Light Sterile Neutrinos in Cosmology and Short-Baseline Oscillation Experiments
S. Gariazzo, C. Giunti, M. Laveder
TL;DR
The paper investigates whether a light sterile neutrino at the eV scale can explain short-baseline oscillation anomalies while remaining consistent with cosmological data. It analyzes Planck, WMAP, ACT/SPT, BAO, and local $H_0$ measurements, allowing $N_{ ext{eff}}$ and $m_s^{\text{eff}}$ to vary and testing two sterile-production models: thermal and Dodelson-Widrow.

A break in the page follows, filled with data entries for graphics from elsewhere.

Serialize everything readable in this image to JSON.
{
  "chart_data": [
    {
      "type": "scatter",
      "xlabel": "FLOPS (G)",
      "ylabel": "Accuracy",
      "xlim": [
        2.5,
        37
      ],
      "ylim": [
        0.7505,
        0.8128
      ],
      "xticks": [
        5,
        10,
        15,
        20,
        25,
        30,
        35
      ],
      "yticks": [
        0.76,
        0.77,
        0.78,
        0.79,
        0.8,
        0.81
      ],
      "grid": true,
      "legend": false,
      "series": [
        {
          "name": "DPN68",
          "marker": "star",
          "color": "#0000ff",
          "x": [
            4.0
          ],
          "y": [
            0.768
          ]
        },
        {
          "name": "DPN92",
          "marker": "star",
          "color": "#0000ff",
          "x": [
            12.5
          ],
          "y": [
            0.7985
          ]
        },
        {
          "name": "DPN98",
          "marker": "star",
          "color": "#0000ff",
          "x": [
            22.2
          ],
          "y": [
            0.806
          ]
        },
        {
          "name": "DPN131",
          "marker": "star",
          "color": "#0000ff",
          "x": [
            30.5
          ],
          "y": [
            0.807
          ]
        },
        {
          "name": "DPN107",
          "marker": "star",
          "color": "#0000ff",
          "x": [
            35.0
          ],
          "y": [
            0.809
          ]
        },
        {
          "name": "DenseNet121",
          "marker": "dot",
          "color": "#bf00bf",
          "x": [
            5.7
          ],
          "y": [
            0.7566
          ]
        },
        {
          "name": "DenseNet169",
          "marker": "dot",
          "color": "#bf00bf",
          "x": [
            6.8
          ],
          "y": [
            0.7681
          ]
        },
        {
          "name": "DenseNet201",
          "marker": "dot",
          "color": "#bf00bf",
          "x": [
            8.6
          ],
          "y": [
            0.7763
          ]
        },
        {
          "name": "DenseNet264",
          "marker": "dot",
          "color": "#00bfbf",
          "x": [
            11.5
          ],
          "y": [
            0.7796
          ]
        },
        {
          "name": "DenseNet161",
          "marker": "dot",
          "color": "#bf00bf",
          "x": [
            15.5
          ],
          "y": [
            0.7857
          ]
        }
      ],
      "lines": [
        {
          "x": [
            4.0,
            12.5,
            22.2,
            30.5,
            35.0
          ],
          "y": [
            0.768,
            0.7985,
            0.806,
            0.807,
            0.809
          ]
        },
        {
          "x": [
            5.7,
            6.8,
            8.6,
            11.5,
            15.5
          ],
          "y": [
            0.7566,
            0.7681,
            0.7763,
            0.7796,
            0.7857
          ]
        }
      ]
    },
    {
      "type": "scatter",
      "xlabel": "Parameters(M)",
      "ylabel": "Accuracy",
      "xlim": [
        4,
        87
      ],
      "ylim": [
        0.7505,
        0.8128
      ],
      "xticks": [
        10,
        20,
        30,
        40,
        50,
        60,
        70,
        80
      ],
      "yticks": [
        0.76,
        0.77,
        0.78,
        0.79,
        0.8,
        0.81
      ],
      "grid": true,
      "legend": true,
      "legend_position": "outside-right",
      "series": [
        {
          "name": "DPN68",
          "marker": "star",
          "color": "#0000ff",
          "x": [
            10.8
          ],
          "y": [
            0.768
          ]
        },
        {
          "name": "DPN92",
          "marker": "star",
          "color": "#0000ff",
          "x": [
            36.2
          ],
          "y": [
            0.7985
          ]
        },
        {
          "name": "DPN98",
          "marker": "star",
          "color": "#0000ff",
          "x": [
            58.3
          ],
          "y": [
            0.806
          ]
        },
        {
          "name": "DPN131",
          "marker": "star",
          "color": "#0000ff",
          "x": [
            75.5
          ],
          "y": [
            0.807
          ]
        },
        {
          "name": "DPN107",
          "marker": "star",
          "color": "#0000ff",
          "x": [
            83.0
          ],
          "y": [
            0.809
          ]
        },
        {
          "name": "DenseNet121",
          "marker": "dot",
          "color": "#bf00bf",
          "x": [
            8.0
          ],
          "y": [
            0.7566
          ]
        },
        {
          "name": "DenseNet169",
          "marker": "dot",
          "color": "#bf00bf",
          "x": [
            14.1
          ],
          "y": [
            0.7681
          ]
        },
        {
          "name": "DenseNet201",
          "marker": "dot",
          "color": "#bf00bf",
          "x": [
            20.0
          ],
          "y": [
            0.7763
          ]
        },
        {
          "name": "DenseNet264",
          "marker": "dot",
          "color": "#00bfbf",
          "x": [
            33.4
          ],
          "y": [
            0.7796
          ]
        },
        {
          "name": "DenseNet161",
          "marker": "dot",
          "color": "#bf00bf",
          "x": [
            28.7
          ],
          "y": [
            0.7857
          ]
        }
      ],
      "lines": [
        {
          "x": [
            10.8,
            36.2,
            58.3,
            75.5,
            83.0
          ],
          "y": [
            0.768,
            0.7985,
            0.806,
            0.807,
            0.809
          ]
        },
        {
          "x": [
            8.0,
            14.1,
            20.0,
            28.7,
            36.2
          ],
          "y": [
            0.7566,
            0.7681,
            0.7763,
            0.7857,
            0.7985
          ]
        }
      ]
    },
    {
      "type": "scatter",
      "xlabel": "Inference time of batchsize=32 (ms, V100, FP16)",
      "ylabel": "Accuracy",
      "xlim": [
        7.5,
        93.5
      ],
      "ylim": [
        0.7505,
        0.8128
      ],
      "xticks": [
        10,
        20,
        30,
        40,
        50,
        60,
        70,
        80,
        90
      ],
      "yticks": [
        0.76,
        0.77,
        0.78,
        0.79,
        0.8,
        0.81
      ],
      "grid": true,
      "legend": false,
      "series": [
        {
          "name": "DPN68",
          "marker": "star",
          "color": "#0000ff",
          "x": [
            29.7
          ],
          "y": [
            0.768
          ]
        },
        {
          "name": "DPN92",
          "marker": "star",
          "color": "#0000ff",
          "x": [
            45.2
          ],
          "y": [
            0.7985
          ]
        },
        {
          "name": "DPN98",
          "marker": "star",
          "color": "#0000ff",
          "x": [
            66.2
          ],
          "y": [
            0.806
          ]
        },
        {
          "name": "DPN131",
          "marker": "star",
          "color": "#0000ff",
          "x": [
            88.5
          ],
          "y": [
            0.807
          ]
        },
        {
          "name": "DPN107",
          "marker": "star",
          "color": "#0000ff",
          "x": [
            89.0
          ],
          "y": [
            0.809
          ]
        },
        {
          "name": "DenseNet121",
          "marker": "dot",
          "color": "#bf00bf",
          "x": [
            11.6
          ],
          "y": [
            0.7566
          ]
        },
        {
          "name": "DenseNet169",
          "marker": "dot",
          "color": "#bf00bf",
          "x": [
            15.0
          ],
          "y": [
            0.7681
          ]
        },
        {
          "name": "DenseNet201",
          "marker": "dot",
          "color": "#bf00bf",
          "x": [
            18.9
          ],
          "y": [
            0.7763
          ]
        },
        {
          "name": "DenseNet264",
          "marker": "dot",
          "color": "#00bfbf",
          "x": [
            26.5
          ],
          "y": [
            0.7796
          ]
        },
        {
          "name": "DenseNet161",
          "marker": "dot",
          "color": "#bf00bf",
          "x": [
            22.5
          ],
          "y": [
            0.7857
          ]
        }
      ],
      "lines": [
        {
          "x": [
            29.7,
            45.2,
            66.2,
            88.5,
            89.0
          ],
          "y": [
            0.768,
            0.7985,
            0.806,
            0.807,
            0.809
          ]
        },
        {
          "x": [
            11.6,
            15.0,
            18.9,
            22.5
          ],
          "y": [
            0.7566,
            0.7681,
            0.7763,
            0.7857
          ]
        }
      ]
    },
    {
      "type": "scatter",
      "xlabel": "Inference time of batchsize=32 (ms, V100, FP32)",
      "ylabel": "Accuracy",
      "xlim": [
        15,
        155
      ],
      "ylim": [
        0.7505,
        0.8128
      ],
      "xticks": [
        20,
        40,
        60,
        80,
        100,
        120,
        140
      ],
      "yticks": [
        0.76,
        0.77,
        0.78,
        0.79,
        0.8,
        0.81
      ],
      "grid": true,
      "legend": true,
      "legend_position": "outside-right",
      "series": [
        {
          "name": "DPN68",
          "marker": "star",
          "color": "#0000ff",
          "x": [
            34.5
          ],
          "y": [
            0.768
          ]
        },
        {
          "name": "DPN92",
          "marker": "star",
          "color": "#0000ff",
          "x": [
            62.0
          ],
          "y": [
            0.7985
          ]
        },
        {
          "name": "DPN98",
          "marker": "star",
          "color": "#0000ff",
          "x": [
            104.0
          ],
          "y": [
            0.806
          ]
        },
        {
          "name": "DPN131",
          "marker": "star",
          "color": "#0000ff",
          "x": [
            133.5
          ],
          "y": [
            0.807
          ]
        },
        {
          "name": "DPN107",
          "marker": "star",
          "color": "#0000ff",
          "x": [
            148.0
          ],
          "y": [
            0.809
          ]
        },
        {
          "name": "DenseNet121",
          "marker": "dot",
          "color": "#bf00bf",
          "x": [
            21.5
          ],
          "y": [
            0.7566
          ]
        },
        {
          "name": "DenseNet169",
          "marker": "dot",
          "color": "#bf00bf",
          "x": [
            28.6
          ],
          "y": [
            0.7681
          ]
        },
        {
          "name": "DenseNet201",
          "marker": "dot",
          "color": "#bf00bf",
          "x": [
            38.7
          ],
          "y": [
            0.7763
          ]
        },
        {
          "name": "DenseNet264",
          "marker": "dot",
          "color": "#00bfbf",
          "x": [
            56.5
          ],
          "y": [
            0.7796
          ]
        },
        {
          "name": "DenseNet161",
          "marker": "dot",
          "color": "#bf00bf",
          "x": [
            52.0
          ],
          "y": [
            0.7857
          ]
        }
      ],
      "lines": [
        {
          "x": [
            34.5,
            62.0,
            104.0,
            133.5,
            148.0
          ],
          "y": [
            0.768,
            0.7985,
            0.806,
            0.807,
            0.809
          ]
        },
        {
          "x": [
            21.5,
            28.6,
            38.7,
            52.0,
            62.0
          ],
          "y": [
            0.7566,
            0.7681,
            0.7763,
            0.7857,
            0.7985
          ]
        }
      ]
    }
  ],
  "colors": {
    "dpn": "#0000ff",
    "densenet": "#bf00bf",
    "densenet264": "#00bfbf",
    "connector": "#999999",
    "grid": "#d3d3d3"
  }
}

It also incorporates a local $H_0$ prior and a short-baseline (SBL) 3+1 prior on $m_s$ to assess cosmology–SBL compatibility. The results show that the $H_0$ prior raises $N_{ ext{eff}}$ and disfavors large $m_s^{\text{eff}}$, while including local cluster data (LGC) can relieve tensions and favors an eV-scale $m_s$ with $m_s^{\text{eff}}$ bounds around a few tenths of an eV; the DW model yields slightly better cosmology–SBL compatibility than the thermal case. However, full cosmology–SBL compatibility generally requires suppressed sterile production in the early Universe (e.g., via a lepton asymmetry), with the 2σ limits around $m_s^{\text{eff}} \lesssim 0.3$ eV (or up to ~0.5–0.6 eV depending on model and data).
Abstract
We analyze the most recent cosmological data, including Planck, taking into account the possible existence of a sterile neutrino with a mass at the eV scale indicated by short-baseline neutrino oscillations data in the 3+1 framework. We show that the contribution of local measurements of the Hubble constant induces an increase of the value of the effective number of relativistic degrees of freedom above the Standard Model value, giving an indication in favor of the existence of sterile neutrinos and their contribution to dark radiation. Furthermore, the measurements of the local galaxy cluster mass distribution favor the existence of sterile neutrinos with eV-scale masses, in agreement with short-baseline neutrino oscillations data. In this case there is no tension between cosmological and short-baseline neutrino oscillations data, but the contribution of the sterile neutrino to the effective number of relativistic degrees of freedom is likely to be smaller than one. Considering the Dodelson-Widrow and thermal models for the statistical cosmological distribution of sterile neutrinos, we found that in the Dodelson-Widrow model there is a slightly better compatibility between cosmological and short-baseline neutrino oscillations data and the required suppression of the production of sterile neutrinos in the early Universe is slightly smaller.